As expected, Philip Hammond’s first Spring Statement provided an update on the public finances and Treasury progress since the last Budget. It was also arguably the Chancellor’s most political statement from the Dispatch Box, with Hammond launching a robust defence of his approach and the importance of ‘winning the battle’ against Corbyn and McDonnell’s Labour Party.
Hammond highlighted that 2017 saw growth of 1.7% (up from the Budget forecast of 1.5%) and that the growth forecast for 2018 had also been revised upwards slightly to 1.5%. Pre-empting criticism that this is welcome, but not exactly world-beating, news the Chancellor reminded Parliament that ‘forecasts are there to be beaten’. Hammond also fell back on the economy’s success in creating jobs since 2010.
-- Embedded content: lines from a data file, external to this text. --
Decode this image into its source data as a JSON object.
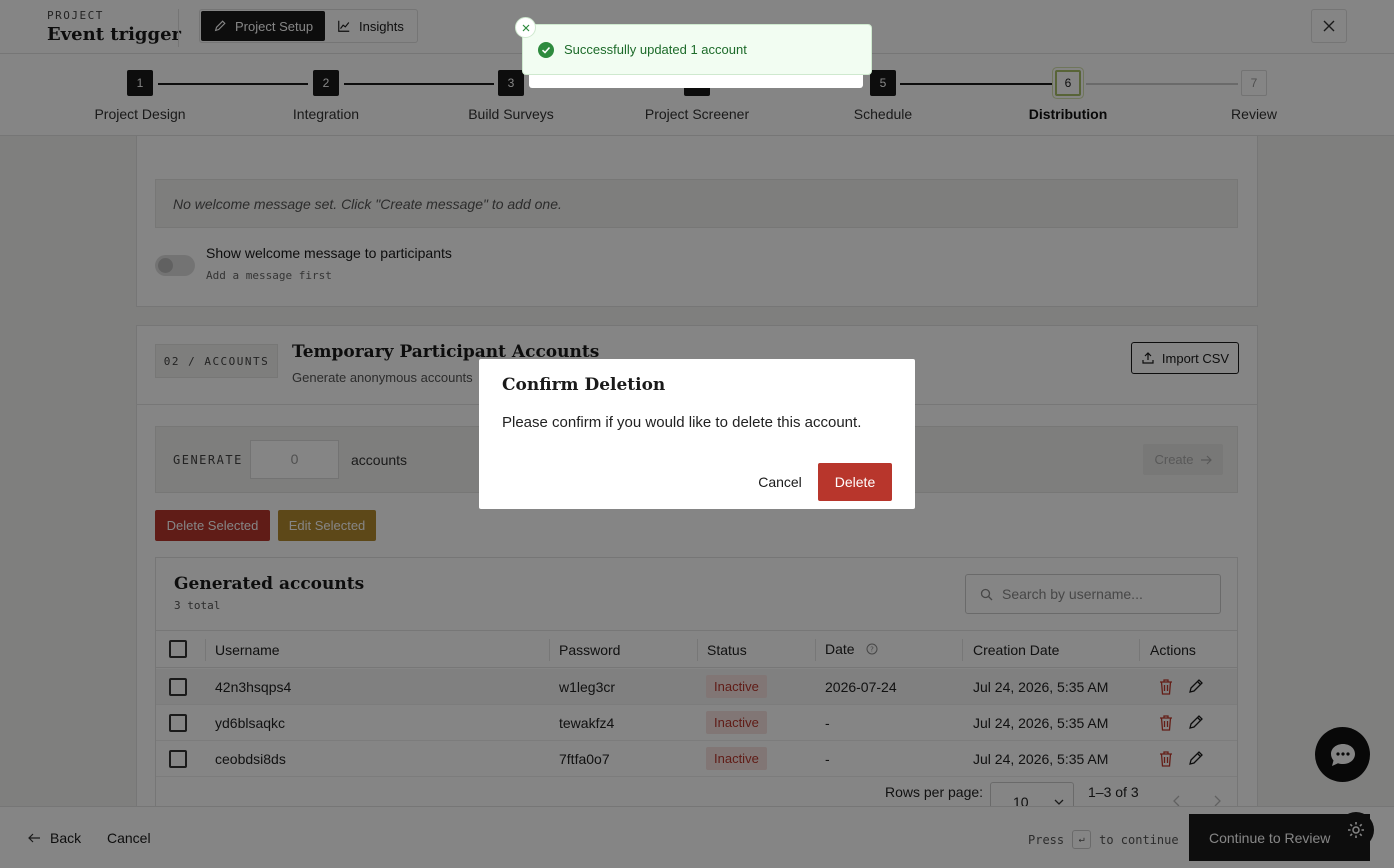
{
  "header": {
    "caption": "PROJECT",
    "title": "Event trigger",
    "tabs": [
      {
        "label": "Project Setup",
        "icon": "pencil-icon",
        "active": true
      },
      {
        "label": "Insights",
        "icon": "chart-line-icon",
        "active": false
      }
    ]
  },
  "stepper": {
    "steps": [
      {
        "num": "1",
        "label": "Project Design"
      },
      {
        "num": "2",
        "label": "Integration"
      },
      {
        "num": "3",
        "label": "Build Surveys"
      },
      {
        "num": "4",
        "label": "Project Screener"
      },
      {
        "num": "5",
        "label": "Schedule"
      },
      {
        "num": "6",
        "label": "Distribution"
      },
      {
        "num": "7",
        "label": "Review"
      }
    ],
    "current": "6"
  },
  "welcome": {
    "empty_text": "No welcome message set. Click \"Create message\" to add one.",
    "toggle_title": "Show welcome message to participants",
    "toggle_sub": "Add a message first"
  },
  "accounts_section": {
    "badge": "02 / ACCOUNTS",
    "title": "Temporary Participant Accounts",
    "subtitle": "Generate anonymous accounts",
    "import_label": "Import CSV",
    "generate_label": "GENERATE",
    "generate_value": "0",
    "generate_unit": "accounts",
    "create_label": "Create",
    "delete_selected": "Delete Selected",
    "edit_selected": "Edit Selected"
  },
  "table": {
    "title": "Generated accounts",
    "total": "3 total",
    "search_placeholder": "Search by username...",
    "columns": [
      "Username",
      "Password",
      "Status",
      "Date",
      "Creation Date",
      "Actions"
    ],
    "rows": [
      {
        "username": "42n3hsqps4",
        "password": "w1leg3cr",
        "status": "Inactive",
        "date": "2026-07-24",
        "created": "Jul 24, 2026, 5:35 AM"
      },
      {
        "username": "yd6blsaqkc",
        "password": "tewakfz4",
        "status": "Inactive",
        "date": "-",
        "created": "Jul 24, 2026, 5:35 AM"
      },
      {
        "username": "ceobdsi8ds",
        "password": "7ftfa0o7",
        "status": "Inactive",
        "date": "-",
        "created": "Jul 24, 2026, 5:35 AM"
      }
    ],
    "rows_per_page_label": "Rows per page:",
    "rows_per_page": "10",
    "range": "1–3 of 3"
  },
  "footer": {
    "back": "Back",
    "cancel": "Cancel",
    "hint_pre": "Press",
    "hint_key": "↵",
    "hint_post": "to continue",
    "continue": "Continue to Review"
  },
  "dialog": {
    "title": "Confirm Deletion",
    "message": "Please confirm if you would like to delete this account.",
    "cancel": "Cancel",
    "delete": "Delete"
  },
  "toast": {
    "message": "Successfully updated 1 account"
  },
  "colors": {
    "danger": "#b8362c",
    "warning": "#b38a2e",
    "success": "#1d6b2a",
    "dark": "#1a1a1a"
  }
}
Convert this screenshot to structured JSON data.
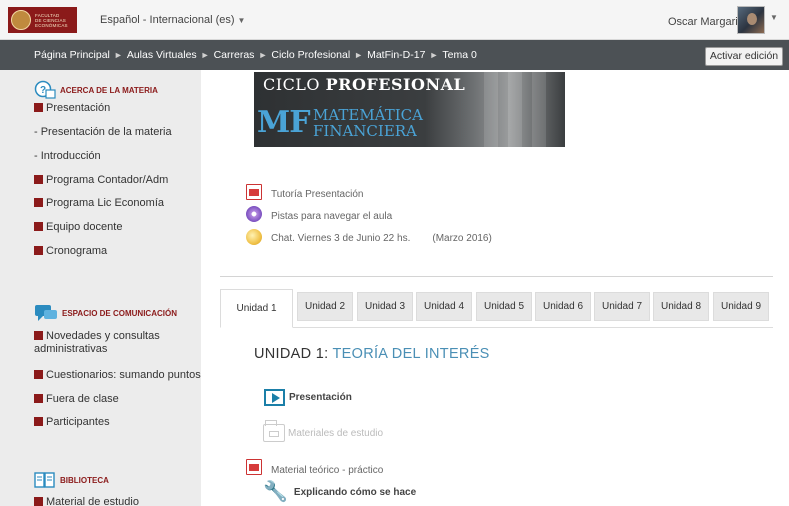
{
  "header": {
    "logo_text": "FACULTAD\nDE CIENCIAS\nECONÓMICAS",
    "language": "Español - Internacional (es)",
    "username": "Oscar Margaria"
  },
  "nav": {
    "breadcrumbs": [
      "Página Principal",
      "Aulas Virtuales",
      "Carreras",
      "Ciclo Profesional",
      "MatFin-D-17",
      "Tema 0"
    ],
    "separator": "►",
    "edit_button": "Activar edición"
  },
  "sidebar": {
    "acerca": {
      "heading": "ACERCA DE LA MATERIA",
      "items": [
        "Presentación",
        "- Presentación de la materia",
        "- Introducción",
        "Programa Contador/Adm",
        "Programa Lic Economía",
        "Equipo docente",
        "Cronograma"
      ]
    },
    "espacio": {
      "heading": "ESPACIO DE COMUNICACIÓN",
      "items": [
        "Novedades y consultas administrativas",
        "Cuestionarios: sumando puntos",
        "Fuera de clase",
        "Participantes"
      ]
    },
    "biblioteca": {
      "heading": "BIBLIOTECA",
      "items": [
        "Material de estudio"
      ]
    }
  },
  "banner": {
    "line1_a": "CICLO ",
    "line1_b": "PROFESIONAL",
    "mf": "MF",
    "line2_a": "MATEMÁTICA",
    "line2_b": "FINANCIERA"
  },
  "activities": {
    "tutoria": "Tutoría Presentación",
    "pistas": "Pistas para navegar el aula",
    "chat": "Chat. Viernes 3 de Junio 22 hs.",
    "chat_note": "(Marzo 2016)"
  },
  "tabs": [
    "Unidad 1",
    "Unidad 2",
    "Unidad 3",
    "Unidad 4",
    "Unidad 5",
    "Unidad 6",
    "Unidad 7",
    "Unidad 8",
    "Unidad 9"
  ],
  "unit": {
    "prefix": "UNIDAD 1: ",
    "title": "TEORÍA DEL INTERÉS",
    "resources": {
      "presentacion": "Presentación",
      "materiales": "Materiales de estudio",
      "material_teorico": "Material teórico - práctico",
      "explicando": "Explicando cómo se hace"
    }
  },
  "colors": {
    "brand": "#8b1a1a",
    "navbar": "#4c5155",
    "sidebar_bg": "#ececec",
    "accent_blue": "#4a8fb5"
  }
}
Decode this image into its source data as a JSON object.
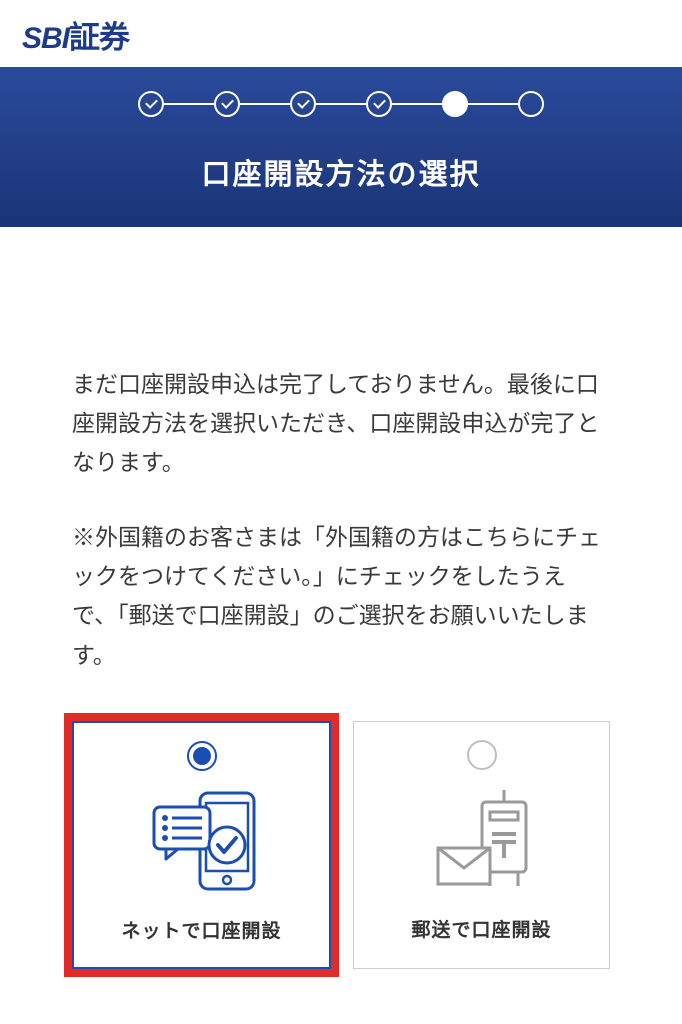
{
  "brand": {
    "logo_en": "SBI",
    "logo_jp": "証券"
  },
  "hero": {
    "title": "口座開設方法の選択"
  },
  "body": {
    "paragraph1": "まだ口座開設申込は完了しておりません。最後に口座開設方法を選択いただき、口座開設申込が完了となります。",
    "paragraph2": "※外国籍のお客さまは「外国籍の方はこちらにチェックをつけてください。」にチェックをしたうえで、「郵送で口座開設」のご選択をお願いいたします。"
  },
  "options": {
    "net": {
      "label": "ネットで口座開設",
      "selected": true
    },
    "mail": {
      "label": "郵送で口座開設",
      "selected": false
    }
  },
  "stepper": {
    "total": 6,
    "checked": 4,
    "current_index": 4
  }
}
Announcements in the Spring Statement tied into the government’s wider priorities. Of note, was the announcement of a consultation on ‘tackling the plastic problem’, focusing on how the tax system can be used to address single-use plastic waste – an attempt to demonstrate the government’s ‘green’ credentials. Support to enable SMEs to engage an apprentice was set out in the form of £80m of funding being released whilst, on housing, Hammond announced agreement with the West Midlands to deliver 215,000 new homes by 2030/31.
As he has done consistently during his time as Chancellor, Hammond found himself staking out a sensible and considered middle-ground approach. His political task has been, and continues to be, to strike a balance between the Labour leadership’s calls for huge levels of public spending and accusations that his own party remains wedded to stringent austerity measures. As such, arguably the most notable aspect of Hammond’s statement came when he highlighted that if the public finances were to continue to improve between now and the Autumn, this could create space for additional spending.
With Labour having begun to make the political weather in recent months – particularly on fiscal issues, the Conservatives will be hoping the ‘light at the end of the tunnel’ alluded to by the Chancellor provides them greater scope for their own spending commitments.